Cirsa, HBX Group Said to Plan Spain IPOs for First Half of 2025


(Bloomberg) — Casino operator Cirsa Enterprises and travel technology firm HBX Group are preparing to launch initial public offerings in Spain as soon as the first half of next year, according to people familiar with the matter. 

Cirsa, owned by Blackstone Inc., is lining up a share sale that could raise as much as €1 billion ($1.1 billion), said the people, who asked not to be identified discussing private information. HBX Group, known for its Hotelbeds brand and backed by buyout group Cinven and the Canada Pension Plan Investment Board, has penciled in an IPO for as soon as the first quarter that could raise around €1 billion or more, the people said. 

No final decisions have been made and the plans — including the timing and size of the deals — are subject to change, the people said.

A representative for HBX Group declined to comment, and Cirsa didn’t respond to requests. Blackstone, Cinven and CPP Investments declined to comment. Spanish newspaper Expansión reported on Tuesday morning that HBX Group was resuming its IPO plans for the first half of next year.

European markets have been volatile this year, and Spain’s only two IPOs so far of 2024 have seen their stock prices fall after their debuts.

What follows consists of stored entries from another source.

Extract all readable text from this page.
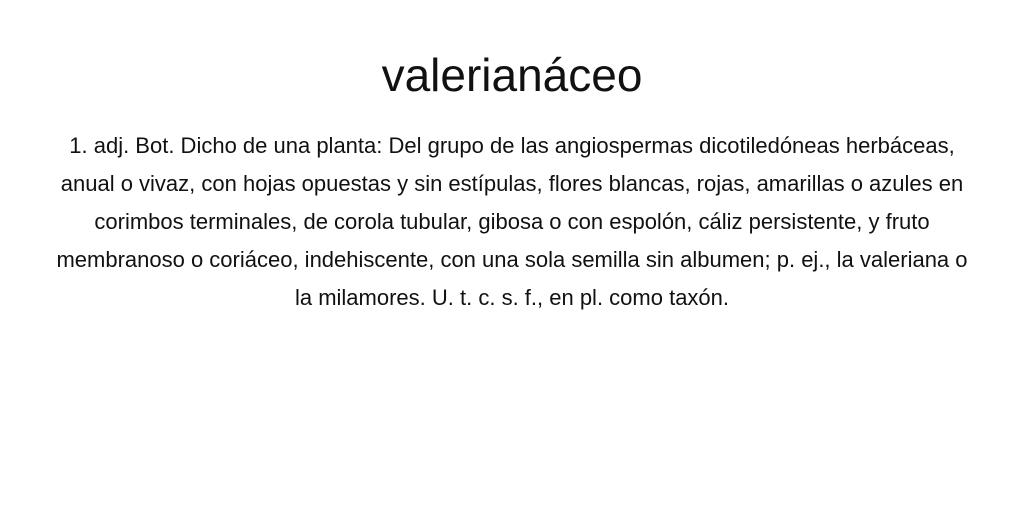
valerianáceo

1. adj. Bot. Dicho de una planta: Del grupo de las angiospermas dicotiledóneas herbáceas, anual o vivaz, con hojas opuestas y sin estípulas, flores blancas, rojas, amarillas o azules en corimbos terminales, de corola tubular, gibosa o con espolón, cáliz persistente, y fruto membranoso o coriáceo, indehiscente, con una sola semilla sin albumen; p. ej., la valeriana o la milamores. U. t. c. s. f., en pl. como taxón.
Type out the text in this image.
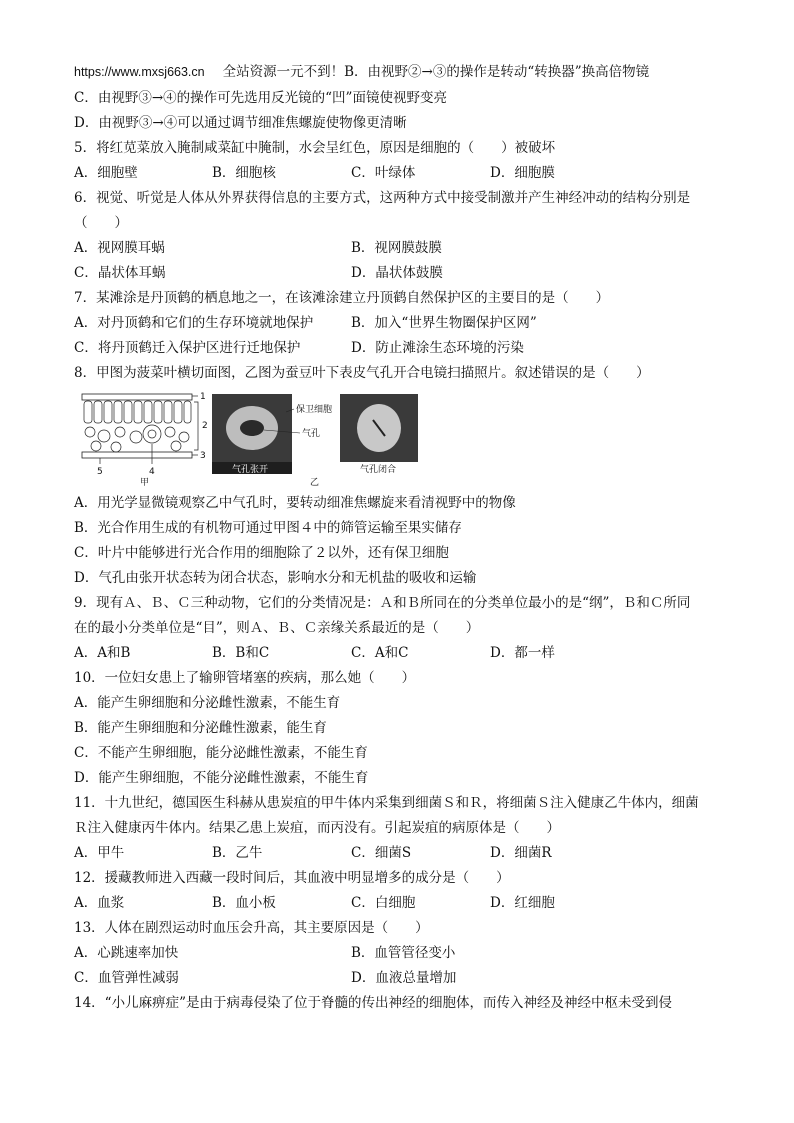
https://www.mxsj663.cn 全站资源一元不到！B．由视野②→③的操作是转动“转换器”换高倍物镜
C．由视野③→④的操作可先选用反光镜的“凹”面镜使视野变亮
D．由视野③→④可以通过调节细准焦螺旋使物像更清晰
5．将红苋菜放入腌制咸菜缸中腌制，水会呈红色，原因是细胞的（　　）被破坏
A．细胞壁	B．细胞核	C．叶绿体	D．细胞膜
6．视觉、听觉是人体从外界获得信息的主要方式，这两种方式中接受制激并产生神经冲动的结构分别是
（　　）
A．视网膜耳蜗	B．视网膜鼓膜
C．晶状体耳蜗	D．晶状体鼓膜
7．某滩涂是丹顶鹤的栖息地之一，在该滩涂建立丹顶鹤自然保护区的主要目的是（　　）
A．对丹顶鹤和它们的生存环境就地保护	B．加入“世界生物圈保护区网”
C．将丹顶鹤迁入保护区进行迁地保护	D．防止滩涂生态环境的污染
8．甲图为菠菜叶横切面图，乙图为蚕豆叶下表皮气孔开合电镜扫描照片。叙述错误的是（　　）
1
2
3
5	4
甲
气孔张开
保卫细胞
气孔
气孔闭合
乙
A．用光学显微镜观察乙中气孔时，要转动细准焦螺旋来看清视野中的物像
B．光合作用生成的有机物可通过甲图４中的筛管运输至果实储存
C．叶片中能够进行光合作用的细胞除了２以外，还有保卫细胞
D．气孔由张开状态转为闭合状态，影响水分和无机盐的吸收和运输
9．现有Ａ、Ｂ、Ｃ三种动物，它们的分类情况是：Ａ和Ｂ所同在的分类单位最小的是“纲”，Ｂ和Ｃ所同
在的最小分类单位是“目”，则Ａ、Ｂ、Ｃ亲缘关系最近的是（　　）
A．A和B	B．B和C	C．A和C	D．都一样
10．一位妇女患上了输卵管堵塞的疾病，那么她（　　）
A．能产生卵细胞和分泌雌性激素，不能生育
B．能产生卵细胞和分泌雌性激素，能生育
C．不能产生卵细胞，能分泌雌性激素，不能生育
D．能产生卵细胞，不能分泌雌性激素，不能生育
11．十九世纪，德国医生科赫从患炭疽的甲牛体内采集到细菌Ｓ和Ｒ，将细菌Ｓ注入健康乙牛体内，细菌
Ｒ注入健康丙牛体内。结果乙患上炭疽，而丙没有。引起炭疽的病原体是（　　）
A．甲牛	B．乙牛	C．细菌S	D．细菌R
12．援藏教师进入西藏一段时间后，其血液中明显增多的成分是（　　）
A．血浆	B．血小板	C．白细胞	D．红细胞
13．人体在剧烈运动时血压会升高，其主要原因是（　　）
A．心跳速率加快	B．血管管径变小
C．血管弹性减弱	D．血液总量增加
14．“小儿麻痹症”是由于病毒侵染了位于脊髓的传出神经的细胞体，而传入神经及神经中枢未受到侵
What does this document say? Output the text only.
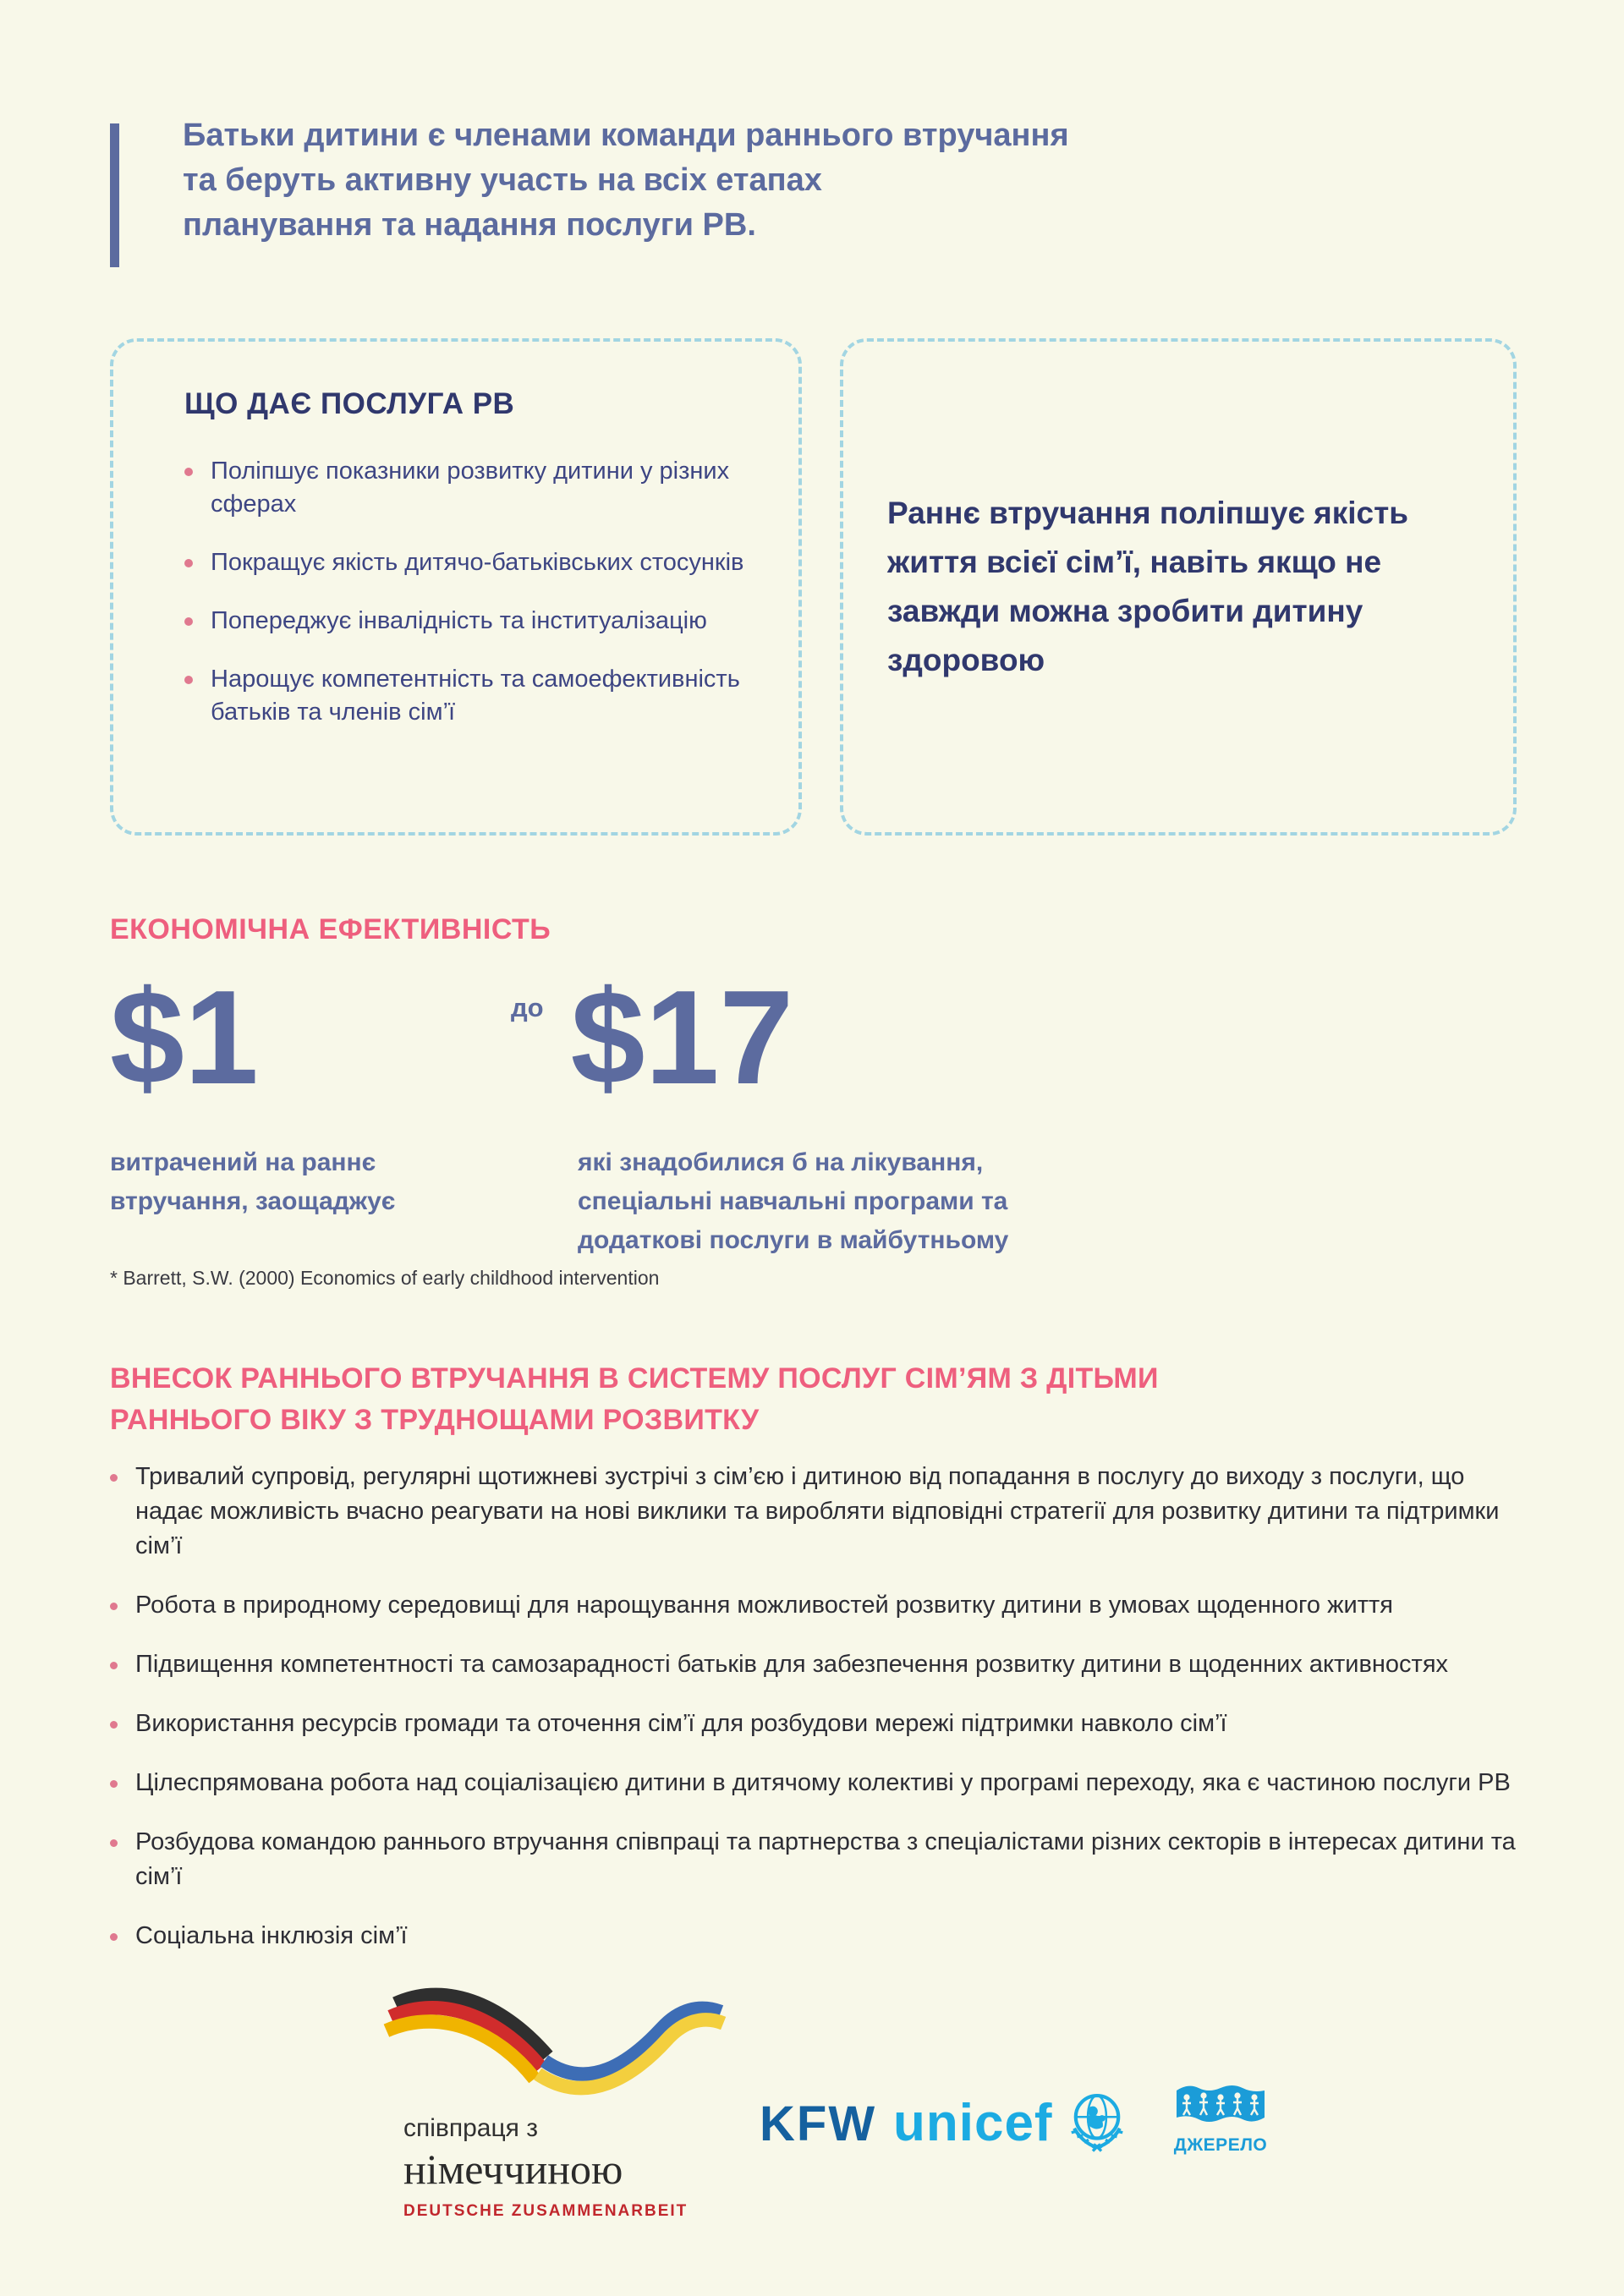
Батьки дитини є членами команди раннього втручання
та беруть активну участь на всіх етапах
планування та надання послуги РВ.
ЩО ДАЄ ПОСЛУГА РВ
Поліпшує показники розвитку дитини у різних сферах
Покращує якість дитячо-батьківських стосунків
Попереджує інвалідність та інституалізацію
Нарощує компетентність та самоефективність батьків та членів сім’ї

Раннє втручання поліпшує якість життя всієї сім’ї, навіть якщо не завжди можна зробити дитину здоровою

ЕКОНОМІЧНА ЕФЕКТИВНІСТЬ
$1	до $17
витрачений на раннє втручання, заощаджує
які знадобилися б на лікування, спеціальні навчальні програми та додаткові послуги в майбутньому
* Barrett, S.W. (2000) Economics of early childhood intervention
ВНЕСОК РАННЬОГО ВТРУЧАННЯ В СИСТЕМУ ПОСЛУГ СІМ’ЯМ З ДІТЬМИ РАННЬОГО ВІКУ З ТРУДНОЩАМИ РОЗВИТКУ
Тривалий супровід, регулярні щотижневі зустрічі з сім’єю і дитиною від попадання в послугу до виходу з послуги, що надає можливість вчасно реагувати на нові виклики та виробляти відповідні стратегії для розвитку дитини та підтримки сім’ї
Робота в природному середовищі для нарощування можливостей розвитку дитини в умовах щоденного життя
Підвищення компетентності та самозарадності батьків для забезпечення розвитку дитини в щоденних активностях
Використання ресурсів громади та оточення сім’ї для розбудови мережі підтримки навколо сім’ї
Цілеспрямована робота над соціалізацією дитини в дитячому колективі у програмі переходу, яка є частиною послуги РВ
Розбудова командою раннього втручання співпраці та партнерства з спеціалістами різних секторів в інтересах дитини та сім’ї
Соціальна інклюзія сім’ї
співпраця з
німеччиною
DEUTSCHE ZUSAMMENARBEIT
KFW unicef	ДЖЕРЕЛО
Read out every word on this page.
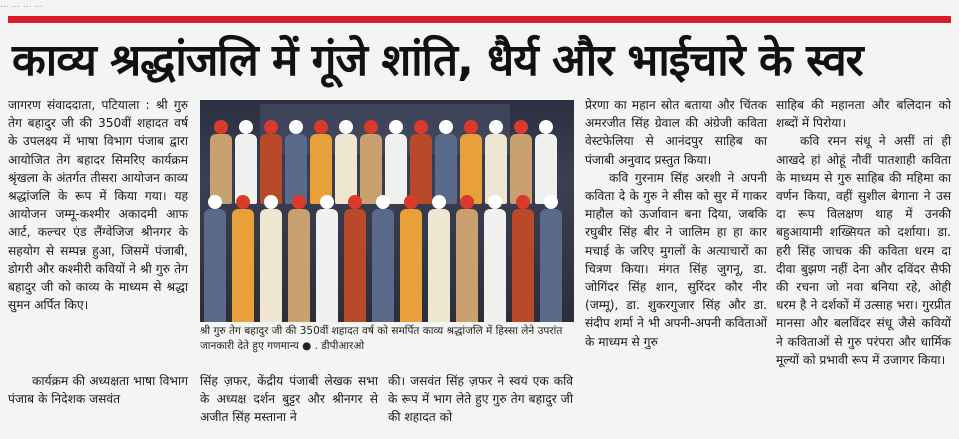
... ... ... ...
काव्य श्रद्धांजलि में गूंजे शांति, धैर्य और भाईचारे के स्वर

जागरण संवाददाता, पटियाला : श्री गुरु तेग बहादुर जी की 350वीं शहादत वर्ष के उपलक्ष्य में भाषा विभाग पंजाब द्वारा आयोजित तेग बहादर सिमरिए कार्यक्रम श्रृंखला के अंतर्गत तीसरा आयोजन काव्य श्रद्धांजलि के रूप में किया गया। यह आयोजन जम्मू-कश्मीर अकादमी आफ आर्ट, कल्चर एंड लैंग्वेजिज श्रीनगर के सहयोग से सम्पन्न हुआ, जिसमें पंजाबी, डोगरी और कश्मीरी कवियों ने श्री गुरु तेग बहादुर जी को काव्य के माध्यम से श्रद्धा सुमन अर्पित किए।

कार्यक्रम की अध्यक्षता भाषा विभाग पंजाब के निदेशक जसवंत

श्री गुरु तेग बहादुर जी की 350वीं शहादत वर्ष को समर्पित काव्य श्रद्धांजलि में हिस्सा लेने उपरांत जानकारी देते हुए गणमान्य ● . डीपीआरओ
सिंह ज़फर, केंद्रीय पंजाबी लेखक सभा के अध्यक्ष दर्शन बुट्टर और श्रीनगर से अजीत सिंह मस्ताना ने
की। जसवंत सिंह ज़फर ने स्वयं एक कवि के रूप में भाग लेते हुए गुरु तेग बहादुर जी की शहादत को

प्रेरणा का महान स्रोत बताया और चिंतक अमरजीत सिंह ग्रेवाल की अंग्रेजी कविता वेस्टफेलिया से आनंदपुर साहिब का पंजाबी अनुवाद प्रस्तुत किया।

कवि गुरनाम सिंह अरशी ने अपनी कविता दे के गुरु ने सीस को सुर में गाकर माहौल को ऊर्जावान बना दिया, जबकि रघुबीर सिंह बीर ने जालिम हा हा कार मचाई के जरिए मुगलों के अत्याचारों का चित्रण किया। मंगत सिंह जुगनू, डा. जोगिंदर सिंह शान, सुरिंदर कौर नीर (जम्मू), डा. शुकरगुजार सिंह और डा. संदीप शर्मा ने भी अपनी-अपनी कविताओं के माध्यम से गुरु

साहिब की महानता और बलिदान को शब्दों में पिरोया।

कवि रमन संधू ने असीं तां ही आखदे हां ओहूं नौवीं पातशाही कविता के माध्यम से गुरु साहिब की महिमा का वर्णन किया, वहीं सुशील बेगाना ने उस दा रूप विलक्षण थाह में उनकी बहुआयामी शख्सियत को दर्शाया। डा. हरी सिंह जाचक की कविता धरम दा दीवा बुझण नहीं देना और दविंदर सैफी की रचना जो नवा बनिया रहे, ओही धरम है ने दर्शकों में उत्साह भरा। गुरप्रीत मानसा और बलविंदर संधू जैसे कवियों ने कविताओं से गुरु परंपरा और धार्मिक मूल्यों को प्रभावी रूप में उजागर किया।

Shares in Puig Brands SA are down more than 20% since its May IPO, which was Europe’s largest so far this year. Meanwhile, shares of Cox Abg Group SA have fluctuated since its Friday debut.

A number of local companies have also postponed their listing ambitions in recent months, including bakery group Europastry SA, fashion retailer Tendam and Bergé y Compañía’s unit Astara.

Cinven and CPP Investments acquired Hotelbeds in 2016 from travel group TUI AG for about €1.2 billion. The company operates a wholesale platform connecting hotels with travel agencies, airlines and tour operators. 

Blackstone acquired Cirsa in 2018. The company, which manages more than 400 casinos around the world, generated EBITDA of €508 million in the first nine months of the year, up 8.8% from the same period in 2023, according to its latest results. Cirsa said alongside the results that an IPO “continues to be an option and its execution and more specifically potential dates will depend on prevailing market conditions.”